• Gado não resiste à seca e morre à beira da pista no sertão baiano

    29/04/2012 - 00:00


    Estado

    Não se vê um sabiá ou pássaro preto cortando a caatinga. São os primeiros retirantes da seca ordinária que atinge boa parte da Bahia. O céu, azul como nunca, pertence somente ao voo sombrio dos urubus. Mau sinal. O que é fartura para eles representa a sede, a fome e a morte de outros animais. Nus, os pastos estão cinzas.

    Em alguns povoados próximos a Itiúba, microrregião de Senhor do Bonfim, no semiárido baiano, as áreas reservadas ao gado parecem ter pegado fogo. O carro de reportagem começa a estremecer de repente, na estrada de barro entre a BA-381 e a pequena cidade de Andorinha. As chamadas costelas de vacas, dobras que a falta de chuva deixa no meio da pista, tornam a viagem demorada. Mas, é em ritmo lento que a seca fica ainda mais triste. Devagar, é possível ver os primeiros pontos brancos em forma de ossadas. Uma a uma vai surgindo. São seis, em uma distância de 15 quilômetros. As carcaças de crânios são a face mais clichê da estiagem, mas também a mais melancólica.

    Os animais vivos estão fracos, magros. Muitos não aguentam e ficam “arriados” o dia inteiro. “Tem umas vacas que a gente precisa de cinco homens para levantar e, mesmo assim, não adianta. Elas tornam a cair e em pouco tempo acabam morrendo”, diz Domingos Lopes, 74, que enfrenta toda a arrogância do sol para salvar o que lhe resta.

    Em pequenas propriedades como a de Domingos, os bichos se protegem debaixo do que resta de vegetação. Quando vê a nossa equipe, o chefe da família mete o facão dentro da bainha e inicia a sessão de lamúrias. Três cabeças do rebanho não resistiram e morreram dentro do seu terreno de 300 tarefas, em Sítio de Piau, a uns 30 quilômetros de Itiúba. Água, só de um pequeno açude improvisado ali perto. Água ruim, tanto para gente quanto para bicho. “Às vezes, até o gado rejeita. É muito salgada”, afirma o velho criador, chegando próximo à cerca de arame farpado.

    Para evitar mais mortes, seu Domingos, as duas filhas e um neto têm a difícil missão de retirar os espinhos dos mandacarus.
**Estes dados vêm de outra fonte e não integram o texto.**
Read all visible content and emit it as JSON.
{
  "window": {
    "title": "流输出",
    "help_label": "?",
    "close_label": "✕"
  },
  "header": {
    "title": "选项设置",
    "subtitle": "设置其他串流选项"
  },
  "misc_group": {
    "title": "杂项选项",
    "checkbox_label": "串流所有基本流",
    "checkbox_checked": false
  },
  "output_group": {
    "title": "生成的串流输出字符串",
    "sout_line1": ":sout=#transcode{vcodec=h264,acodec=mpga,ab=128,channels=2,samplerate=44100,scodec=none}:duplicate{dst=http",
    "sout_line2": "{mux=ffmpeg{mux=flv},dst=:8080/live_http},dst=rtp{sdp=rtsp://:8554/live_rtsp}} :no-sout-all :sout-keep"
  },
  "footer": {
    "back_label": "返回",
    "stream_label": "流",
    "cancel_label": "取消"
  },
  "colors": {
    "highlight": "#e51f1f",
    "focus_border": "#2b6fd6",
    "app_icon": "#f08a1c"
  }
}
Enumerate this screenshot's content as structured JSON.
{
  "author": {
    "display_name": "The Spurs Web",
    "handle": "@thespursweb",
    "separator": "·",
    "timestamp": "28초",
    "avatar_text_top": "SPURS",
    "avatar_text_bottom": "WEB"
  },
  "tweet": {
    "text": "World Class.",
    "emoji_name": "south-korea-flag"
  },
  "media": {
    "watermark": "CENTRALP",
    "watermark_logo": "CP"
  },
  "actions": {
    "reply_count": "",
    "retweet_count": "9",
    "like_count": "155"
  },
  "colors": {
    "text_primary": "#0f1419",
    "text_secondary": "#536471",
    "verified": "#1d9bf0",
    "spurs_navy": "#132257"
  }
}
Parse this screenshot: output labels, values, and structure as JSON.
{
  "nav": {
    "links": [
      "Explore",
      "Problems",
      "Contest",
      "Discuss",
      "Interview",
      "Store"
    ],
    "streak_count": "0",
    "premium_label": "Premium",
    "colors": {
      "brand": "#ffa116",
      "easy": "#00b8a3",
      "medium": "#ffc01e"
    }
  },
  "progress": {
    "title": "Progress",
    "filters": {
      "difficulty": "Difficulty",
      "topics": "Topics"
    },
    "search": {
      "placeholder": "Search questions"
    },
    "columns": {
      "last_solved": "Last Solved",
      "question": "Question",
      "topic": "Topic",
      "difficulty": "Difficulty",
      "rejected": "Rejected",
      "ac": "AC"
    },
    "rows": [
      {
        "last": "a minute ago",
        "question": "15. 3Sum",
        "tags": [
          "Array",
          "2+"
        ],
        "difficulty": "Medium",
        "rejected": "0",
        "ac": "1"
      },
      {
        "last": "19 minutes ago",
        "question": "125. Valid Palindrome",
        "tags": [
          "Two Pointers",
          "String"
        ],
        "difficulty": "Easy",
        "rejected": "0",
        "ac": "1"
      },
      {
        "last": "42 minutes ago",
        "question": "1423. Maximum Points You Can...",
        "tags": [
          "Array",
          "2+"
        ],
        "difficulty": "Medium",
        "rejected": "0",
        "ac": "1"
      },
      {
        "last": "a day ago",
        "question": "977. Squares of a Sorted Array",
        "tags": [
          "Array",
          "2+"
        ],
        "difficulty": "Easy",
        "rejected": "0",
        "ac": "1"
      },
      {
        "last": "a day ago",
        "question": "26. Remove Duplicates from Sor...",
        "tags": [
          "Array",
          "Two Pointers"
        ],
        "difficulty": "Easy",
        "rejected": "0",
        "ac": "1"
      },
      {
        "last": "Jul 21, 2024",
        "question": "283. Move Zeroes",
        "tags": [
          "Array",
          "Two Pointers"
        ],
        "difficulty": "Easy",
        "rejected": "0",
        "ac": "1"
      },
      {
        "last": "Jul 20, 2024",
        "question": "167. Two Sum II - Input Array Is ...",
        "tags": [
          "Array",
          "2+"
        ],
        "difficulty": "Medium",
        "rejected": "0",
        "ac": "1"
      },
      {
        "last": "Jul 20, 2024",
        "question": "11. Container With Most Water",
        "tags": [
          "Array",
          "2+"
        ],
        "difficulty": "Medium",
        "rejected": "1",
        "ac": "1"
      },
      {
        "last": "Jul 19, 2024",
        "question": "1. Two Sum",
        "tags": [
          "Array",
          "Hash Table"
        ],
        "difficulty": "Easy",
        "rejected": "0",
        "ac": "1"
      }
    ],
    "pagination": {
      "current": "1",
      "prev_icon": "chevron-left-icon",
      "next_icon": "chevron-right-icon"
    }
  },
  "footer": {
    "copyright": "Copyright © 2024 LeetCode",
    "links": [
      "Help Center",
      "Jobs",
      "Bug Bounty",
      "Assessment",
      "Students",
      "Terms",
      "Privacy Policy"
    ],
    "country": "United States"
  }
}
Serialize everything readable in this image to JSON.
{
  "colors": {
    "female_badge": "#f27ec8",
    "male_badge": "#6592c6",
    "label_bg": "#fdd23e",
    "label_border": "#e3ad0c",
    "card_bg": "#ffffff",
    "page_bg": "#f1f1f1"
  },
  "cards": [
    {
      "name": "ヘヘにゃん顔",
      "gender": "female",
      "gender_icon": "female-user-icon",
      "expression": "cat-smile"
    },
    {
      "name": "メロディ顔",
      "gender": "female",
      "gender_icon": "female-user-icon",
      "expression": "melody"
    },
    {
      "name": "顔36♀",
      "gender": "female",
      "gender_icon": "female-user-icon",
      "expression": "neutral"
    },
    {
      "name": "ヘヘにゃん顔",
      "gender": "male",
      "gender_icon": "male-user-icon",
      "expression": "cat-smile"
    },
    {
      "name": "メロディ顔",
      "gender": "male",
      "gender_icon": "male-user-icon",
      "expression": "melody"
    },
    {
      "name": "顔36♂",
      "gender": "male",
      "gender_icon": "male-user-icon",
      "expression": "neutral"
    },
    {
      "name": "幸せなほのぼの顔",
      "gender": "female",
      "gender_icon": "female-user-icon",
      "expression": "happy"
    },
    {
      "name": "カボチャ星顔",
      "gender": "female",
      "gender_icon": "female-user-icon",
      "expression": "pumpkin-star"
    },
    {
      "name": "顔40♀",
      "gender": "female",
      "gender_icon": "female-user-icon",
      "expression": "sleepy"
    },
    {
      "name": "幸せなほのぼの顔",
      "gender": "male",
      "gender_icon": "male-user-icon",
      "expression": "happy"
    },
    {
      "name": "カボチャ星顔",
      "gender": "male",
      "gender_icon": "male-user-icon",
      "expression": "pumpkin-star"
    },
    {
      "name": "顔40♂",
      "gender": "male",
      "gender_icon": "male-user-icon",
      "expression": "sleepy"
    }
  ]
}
São essas plantas que vão alimentar o gado daqui para frente, pelo menos enquanto não chove.“O mandacaru é somente para ir tapeando eles por enquanto. E a gente vai trabalhando debaixo do sol, furando a mão com os espinhos”, lamenta Domingos, que também tapeia a própria fome com um pedaço de pão seco. “É o meu lanche”, completa, refletindo a aspereza do próprio cotovelo e da boca partida à imagem do chão seco.